Vortrag und Diskussion mit Marcus Gräser.
Die Veranstaltung gehört zur IHSF-Wintersemesterreihe 2025/26 Demokratie.
In Österreich wie in Deutschland geht das große Momentum der Sozialdemokratie in den Jahren nach dem Ersten Weltkrieg einher mit einer großen Ausbauphase des Wohlfahrtsstaates, in der wichtige soziale Leistungen und soziale Rechte durchgesetzt werden konnten. Im Unterschied zur erhofften Sozialisierung der Produktionsmittel galt die Sozialpolitik aber lange als Notbehelf, als Angelegenheit der Gewerkschaften und war infolgedessen auch ‚theoretisch‘ eher uninteressant. Erst nach dem Scheitern der Sozialisierung und der Erfahrung der Kompromissarbeit im bestehenden Staat gelang es einer jüngeren Generation von Sozialdemokraten und bürgerlichen Sozialreformern eine kohärente Theorie der Sozialpolitik im Kapitalismus zu entwickeln, die – später angereichert durch die Erfahrungen der Weltwirtschaftskrise, des Faschismus und des Exils – zu einer schlüssigen Deutung des Wohlfahrtsstaates als Innenausstattung der Demokratie geführt hat.
Marcus Gräser ist seit Oktober 2011 Institutsvorstand und Professor für Neuere Geschichte und Zeitgeschichte an der JKU Linz.

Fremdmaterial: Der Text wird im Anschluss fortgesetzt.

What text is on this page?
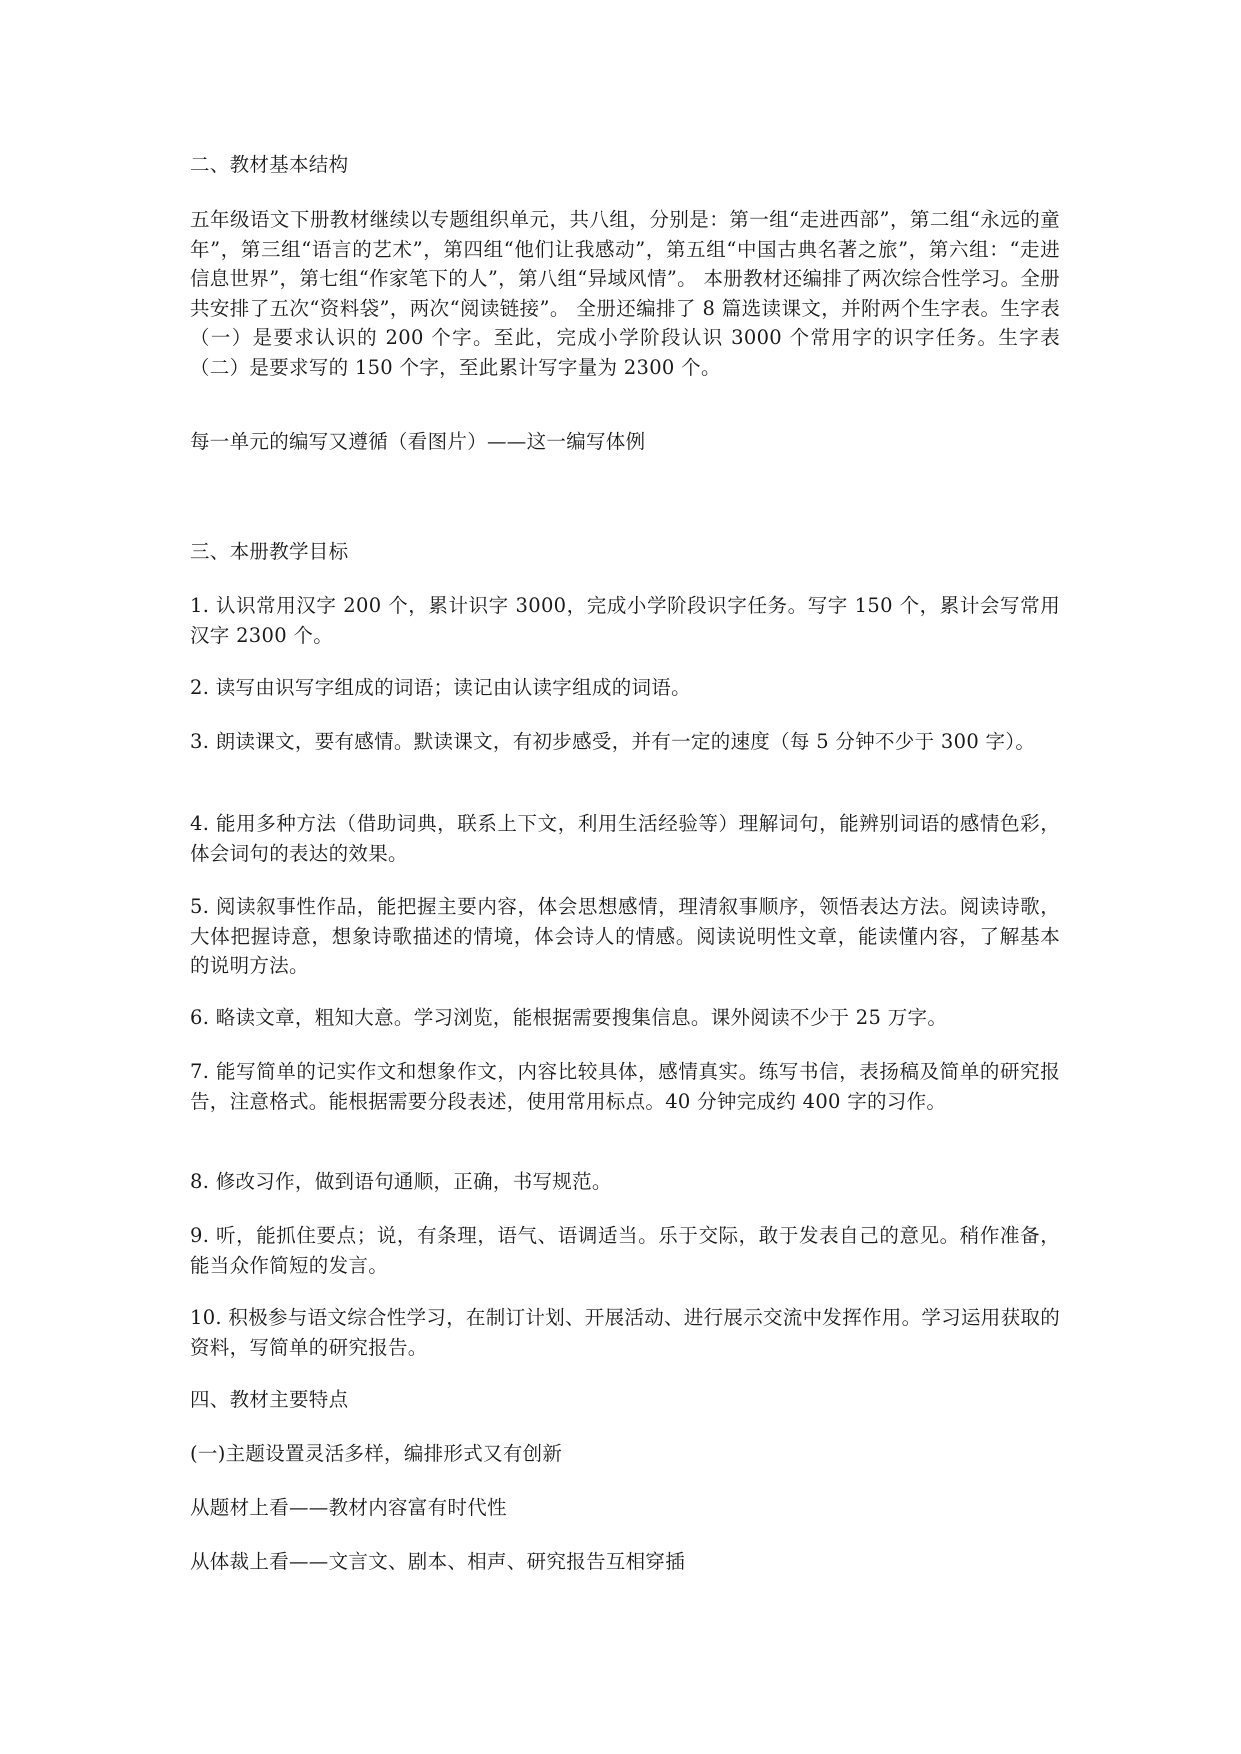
二、教材基本结构

五年级语文下册教材继续以专题组织单元，共八组，分别是：第一组“走进西部”，第二组“永远的童年”，第三组“语言的艺术”，第四组“他们让我感动”，第五组“中国古典名著之旅”，第六组：“走进信息世界”，第七组“作家笔下的人”，第八组“异域风情”。 本册教材还编排了两次综合性学习。全册共安排了五次“资料袋”，两次“阅读链接”。 全册还编排了 8 篇选读课文，并附两个生字表。生字表（一）是要求认识的 200 个字。至此，完成小学阶段认识 3000 个常用字的识字任务。生字表（二）是要求写的 150 个字，至此累计写字量为 2300 个。

每一单元的编写又遵循（看图片）——这一编写体例

三、本册教学目标

1. 认识常用汉字 200 个，累计识字 3000，完成小学阶段识字任务。写字 150 个，累计会写常用汉字 2300 个。

2. 读写由识写字组成的词语；读记由认读字组成的词语。

3. 朗读课文，要有感情。默读课文，有初步感受，并有一定的速度（每 5 分钟不少于 300 字）。

4. 能用多种方法（借助词典，联系上下文，利用生活经验等）理解词句，能辨别词语的感情色彩，体会词句的表达的效果。

5. 阅读叙事性作品，能把握主要内容，体会思想感情，理清叙事顺序，领悟表达方法。阅读诗歌，大体把握诗意，想象诗歌描述的情境，体会诗人的情感。阅读说明性文章，能读懂内容，了解基本的说明方法。

6. 略读文章，粗知大意。学习浏览，能根据需要搜集信息。课外阅读不少于 25 万字。

7. 能写简单的记实作文和想象作文，内容比较具体，感情真实。练写书信，表扬稿及简单的研究报告，注意格式。能根据需要分段表述，使用常用标点。40 分钟完成约 400 字的习作。

8. 修改习作，做到语句通顺，正确，书写规范。

9. 听，能抓住要点；说，有条理，语气、语调适当。乐于交际，敢于发表自己的意见。稍作准备，能当众作简短的发言。

10. 积极参与语文综合性学习，在制订计划、开展活动、进行展示交流中发挥作用。学习运用获取的资料，写简单的研究报告。

四、教材主要特点

(一)主题设置灵活多样，编排形式又有创新

从题材上看——教材内容富有时代性

从体裁上看——文言文、剧本、相声、研究报告互相穿插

Er forscht zu Problemen der zentraleuropäischen und nordamerikanischen Politik- und Gesellschaftsgeschichte. Jüngste Buchveröffentlichungen: Österreichische Zeitgeschichte – Zeitgeschichte in Österreich (hg. zus. mit Dirk Rupnow), Wien 2021; Geschichte Nordamerikas seit 1600, Frankfurt am Main 2022.